In the absence of a contrary statute, a writing is not considered forged unless it might deceive a person of ordinary observation or prudence. Moreover, unless the legislature has prescribed otherwise, the writing must have some apparent legal efficacy in terms of private or public rights; if it is completely innocuous or void on its face, it cannot be a forgery. For example, a check that requires two signatures but has only one cannot be a forgery, even if the one signature which appears is false. In addition, because only writings are covered, the fraudulent simulation of valuable objects, as in art forgery, is nor within the traditional definition.

In forgery, the mens rea (culpable state of mind) is generally an intent to defraud, meaning a purpose to deceive or cheat another person or entity out of his or its legal due. There is no requirement that the intent involve a potential advantage to the forger, or that the fraudulent intention be successfully achieved.

Defenses and evidence. There are three principal defenses to charges of forgery. First, a person may have, or believe he has, the authority to sign another's name; or an alteration may be intended to correct what is genuinely believed to be an error in a document. In either event, there would be no intent to defraud, and probably no false making. Second, even if the document is clearly forged, the prosecution may not be able to prove by legally admissible evidence that the accused is the person who forged it. Finally in a surprising number of cases, it is difficult to prove that the writing is not genuine. For example, the true payee often has a motive to deny receiving and cashing a check, so that a duplicate may be issued.

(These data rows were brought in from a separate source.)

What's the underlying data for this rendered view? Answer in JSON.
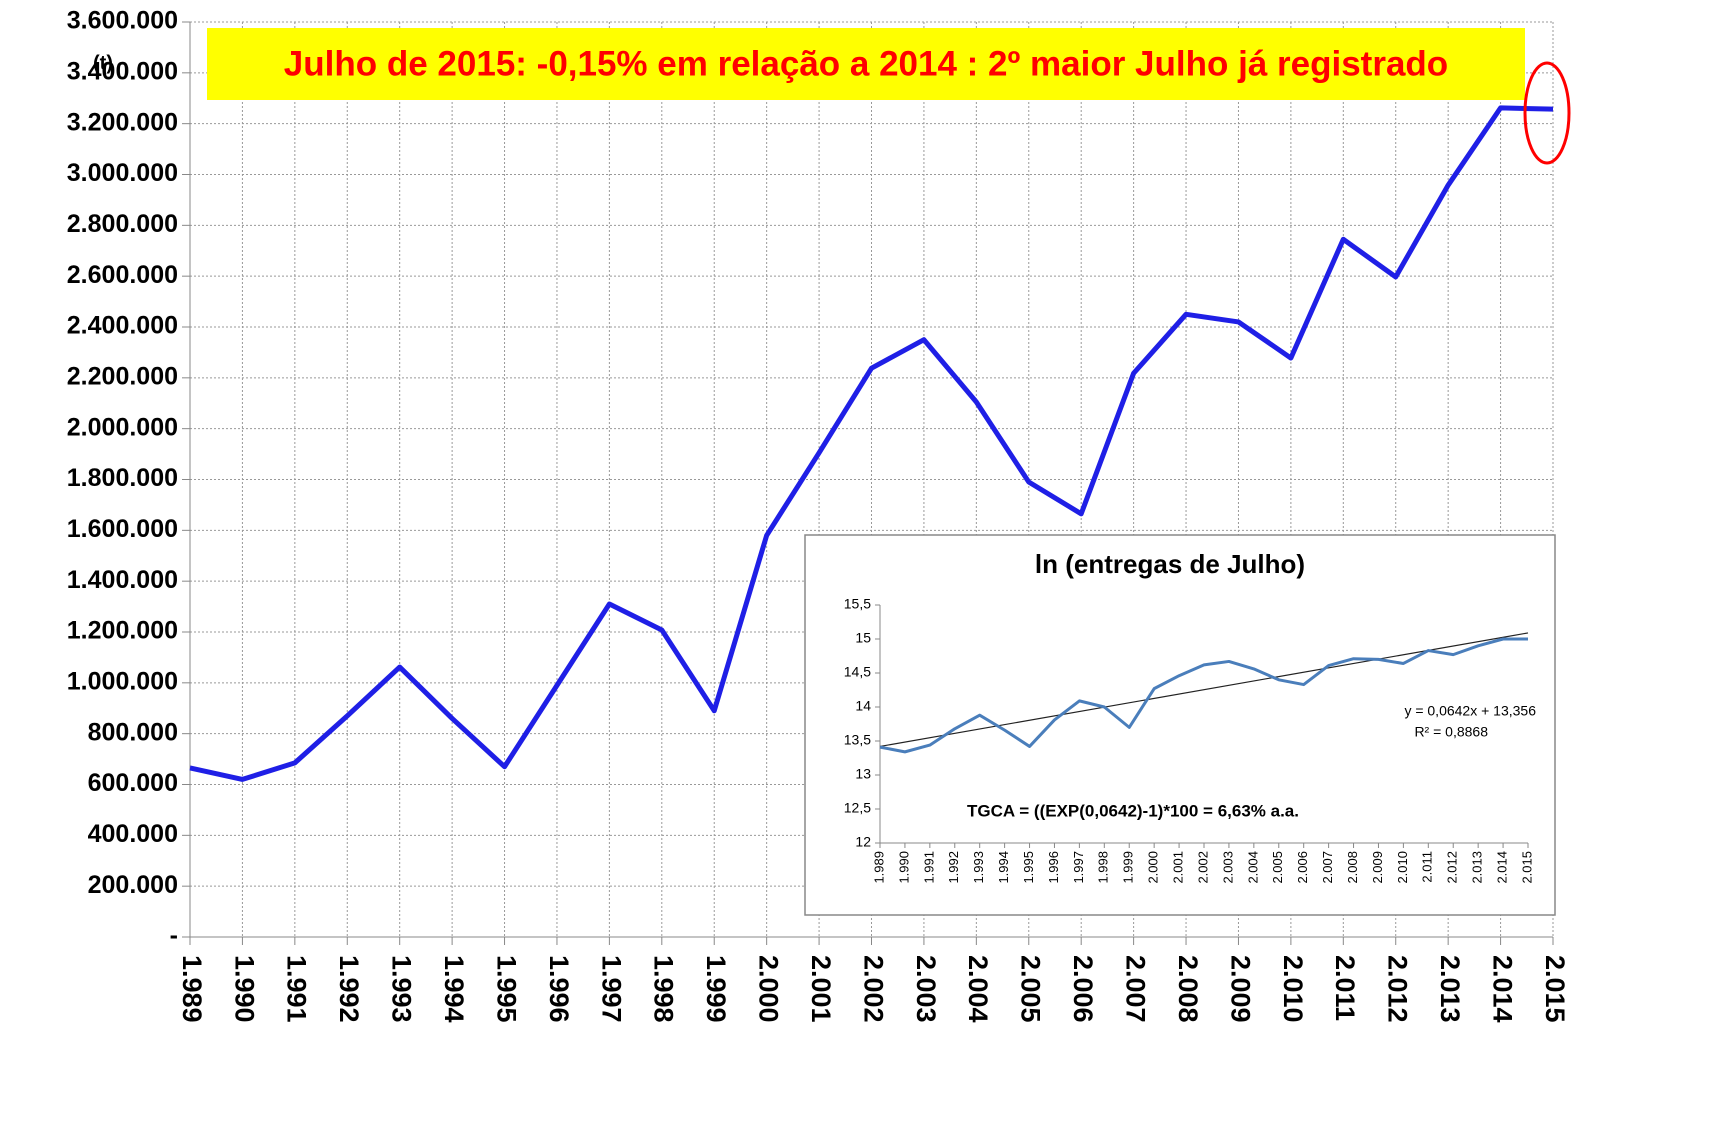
{
  "chart_data": [
    {
      "type": "line",
      "annotation": "Julho de 2015: -0,15% em relação a 2014 : 2º maior Julho já registrado",
      "y_label": "(t)",
      "categories": [
        "1.989",
        "1.990",
        "1.991",
        "1.992",
        "1.993",
        "1.994",
        "1.995",
        "1.996",
        "1.997",
        "1.998",
        "1.999",
        "2.000",
        "2.001",
        "2.002",
        "2.003",
        "2.004",
        "2.005",
        "2.006",
        "2.007",
        "2.008",
        "2.009",
        "2.010",
        "2.011",
        "2.012",
        "2.013",
        "2.014",
        "2.015"
      ],
      "values": [
        665000,
        620000,
        685000,
        870000,
        1062000,
        860000,
        670000,
        990000,
        1310000,
        1208000,
        890000,
        1580000,
        1905000,
        2238000,
        2350000,
        2105000,
        1790000,
        1665000,
        2218000,
        2450000,
        2420000,
        2278000,
        2745000,
        2597000,
        2958000,
        3262000,
        3257000
      ],
      "color": "#1f1fe6",
      "ylim": [
        0,
        3600000
      ],
      "yticks": [
        {
          "value": 0,
          "label": "-"
        },
        {
          "value": 200000,
          "label": "200.000"
        },
        {
          "value": 400000,
          "label": "400.000"
        },
        {
          "value": 600000,
          "label": "600.000"
        },
        {
          "value": 800000,
          "label": "800.000"
        },
        {
          "value": 1000000,
          "label": "1.000.000"
        },
        {
          "value": 1200000,
          "label": "1.200.000"
        },
        {
          "value": 1400000,
          "label": "1.400.000"
        },
        {
          "value": 1600000,
          "label": "1.600.000"
        },
        {
          "value": 1800000,
          "label": "1.800.000"
        },
        {
          "value": 2000000,
          "label": "2.000.000"
        },
        {
          "value": 2200000,
          "label": "2.200.000"
        },
        {
          "value": 2400000,
          "label": "2.400.000"
        },
        {
          "value": 2600000,
          "label": "2.600.000"
        },
        {
          "value": 2800000,
          "label": "2.800.000"
        },
        {
          "value": 3000000,
          "label": "3.000.000"
        },
        {
          "value": 3200000,
          "label": "3.200.000"
        },
        {
          "value": 3400000,
          "label": "3.400.000"
        },
        {
          "value": 3600000,
          "label": "3.600.000"
        }
      ],
      "grid": true
    },
    {
      "type": "line",
      "title": "ln (entregas de Julho)",
      "categories": [
        "1.989",
        "1.990",
        "1.991",
        "1.992",
        "1.993",
        "1.994",
        "1.995",
        "1.996",
        "1.997",
        "1.998",
        "1.999",
        "2.000",
        "2.001",
        "2.002",
        "2.003",
        "2.004",
        "2.005",
        "2.006",
        "2.007",
        "2.008",
        "2.009",
        "2.010",
        "2.011",
        "2.012",
        "2.013",
        "2.014",
        "2.015"
      ],
      "values": [
        13.41,
        13.34,
        13.44,
        13.68,
        13.88,
        13.66,
        13.42,
        13.81,
        14.09,
        14.0,
        13.7,
        14.27,
        14.46,
        14.62,
        14.67,
        14.56,
        14.4,
        14.33,
        14.61,
        14.71,
        14.7,
        14.64,
        14.83,
        14.77,
        14.9,
        15.0,
        15.0
      ],
      "color": "#4a7ebb",
      "ylim": [
        12,
        15.5
      ],
      "yticks": [
        12,
        {
          "value": 12.5,
          "label": "12,5"
        },
        13,
        {
          "value": 13.5,
          "label": "13,5"
        },
        14,
        {
          "value": 14.5,
          "label": "14,5"
        },
        15,
        {
          "value": 15.5,
          "label": "15,5"
        }
      ],
      "grid": false,
      "trendline": {
        "slope": 0.0642,
        "intercept": 13.356,
        "color": "#222222"
      },
      "equation": "y = 0,0642x + 13,356",
      "r_squared": "R² = 0,8868",
      "annotation": "TGCA = ((EXP(0,0642)-1)*100 = 6,63% a.a."
    }
  ]
}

The testimony of a layperson is admissible evidence to identify handwriting with which he is familiar. However, where the issue is either the identity of the forger or the genuineness of the document, an expert questioned-document examiner will often have to make comparisons between the writing at issue and known exemplars of the handwriting of both the accused and the true payee. The techniques of scientific analysis sometimes do not provide a satisfactory answer, and the prosecution consequently fails.